As you may already know, the codebases written for Coq, Lean, etc. are humungous. Thus a goal in a new proof assistant might be to simplify things. Suppose we restrict our attention not to general proof theory but to categorical contexts. The closest concept I can think of would be a "CAS for category theory (with proofs)".
C = Cat('C')
X = C.ob('X')
i = Id(X, 'i')
j = Id(X, 'j')
with Proof(goal=Eq(i,j), given=[C, X, i, j]) as p:
eq1 = p.equals(i, j(i))
eq2 = p.equals(j(i), j)
p.QED(p.transitivity(eq1, eq2))
print(p.proposition_text())
print(p.proof_text())
The idea is that print will present precisely the following text to the user:
Prop.

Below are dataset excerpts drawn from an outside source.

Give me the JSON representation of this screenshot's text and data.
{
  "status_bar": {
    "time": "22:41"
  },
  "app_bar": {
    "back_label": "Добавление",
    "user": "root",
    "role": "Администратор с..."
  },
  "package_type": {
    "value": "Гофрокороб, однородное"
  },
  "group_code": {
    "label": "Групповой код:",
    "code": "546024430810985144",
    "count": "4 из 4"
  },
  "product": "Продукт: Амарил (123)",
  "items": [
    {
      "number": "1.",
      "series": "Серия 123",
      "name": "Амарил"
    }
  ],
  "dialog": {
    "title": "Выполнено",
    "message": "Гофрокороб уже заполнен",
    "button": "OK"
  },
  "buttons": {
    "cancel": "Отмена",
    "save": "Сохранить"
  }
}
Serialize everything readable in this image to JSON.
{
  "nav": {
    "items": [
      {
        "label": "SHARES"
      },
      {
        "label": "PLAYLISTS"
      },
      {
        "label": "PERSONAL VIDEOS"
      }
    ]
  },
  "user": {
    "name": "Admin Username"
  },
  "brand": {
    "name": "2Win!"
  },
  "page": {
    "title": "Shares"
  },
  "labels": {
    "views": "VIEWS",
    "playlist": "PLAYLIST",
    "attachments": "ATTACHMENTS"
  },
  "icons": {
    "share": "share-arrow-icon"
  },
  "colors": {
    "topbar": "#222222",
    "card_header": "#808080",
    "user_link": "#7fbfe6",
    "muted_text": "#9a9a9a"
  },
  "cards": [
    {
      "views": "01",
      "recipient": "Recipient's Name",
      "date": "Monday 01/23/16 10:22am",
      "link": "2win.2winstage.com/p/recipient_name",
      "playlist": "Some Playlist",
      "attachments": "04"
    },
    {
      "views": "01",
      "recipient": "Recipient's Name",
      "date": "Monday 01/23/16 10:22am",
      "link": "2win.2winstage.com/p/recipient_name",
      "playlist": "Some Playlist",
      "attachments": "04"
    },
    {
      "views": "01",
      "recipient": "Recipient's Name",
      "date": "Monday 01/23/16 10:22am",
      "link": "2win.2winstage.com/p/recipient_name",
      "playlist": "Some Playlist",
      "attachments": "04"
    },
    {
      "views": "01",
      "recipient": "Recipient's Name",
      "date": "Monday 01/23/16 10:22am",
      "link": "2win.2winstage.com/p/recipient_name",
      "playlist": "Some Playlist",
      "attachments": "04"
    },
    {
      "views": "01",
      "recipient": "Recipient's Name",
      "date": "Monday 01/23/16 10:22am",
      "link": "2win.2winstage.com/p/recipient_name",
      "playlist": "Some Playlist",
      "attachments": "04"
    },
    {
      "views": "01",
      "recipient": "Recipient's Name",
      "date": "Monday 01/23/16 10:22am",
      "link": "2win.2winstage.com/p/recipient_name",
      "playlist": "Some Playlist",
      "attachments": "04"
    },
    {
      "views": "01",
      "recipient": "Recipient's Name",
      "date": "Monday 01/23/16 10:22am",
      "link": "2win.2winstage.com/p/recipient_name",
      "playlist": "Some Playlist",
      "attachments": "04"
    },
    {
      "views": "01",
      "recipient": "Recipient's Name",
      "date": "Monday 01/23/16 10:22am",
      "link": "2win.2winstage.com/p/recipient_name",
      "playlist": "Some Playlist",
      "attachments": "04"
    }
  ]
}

Let $C$ be a category, $X$ an object in $C$, and $i,j$ identity morphisms on $X$. Then $i = j$.
Proof. $$i = i\circ j \tag{1}$$ $$i\circ j = j \tag{2}$$ Therefore, $i = j$ by transitivity of equality and (1), (2) $\blacksquare$
Thus the most basic proof in Category can be given in English using classes Ob, Cat, Arrow, Id, Proof, and Eq. The methods of the proof instance p encode how to work with and return equalities.
Thus a proof of a statement is valid if and only if we can construct the statement's goal data.
Questions. Would you consider using such a python library as a student of category theory? How would Coq, Lean, or Isabelle be superior on this particular proof? The last question is so that I can make changes to the design, so that it is on par with the other proof assistants.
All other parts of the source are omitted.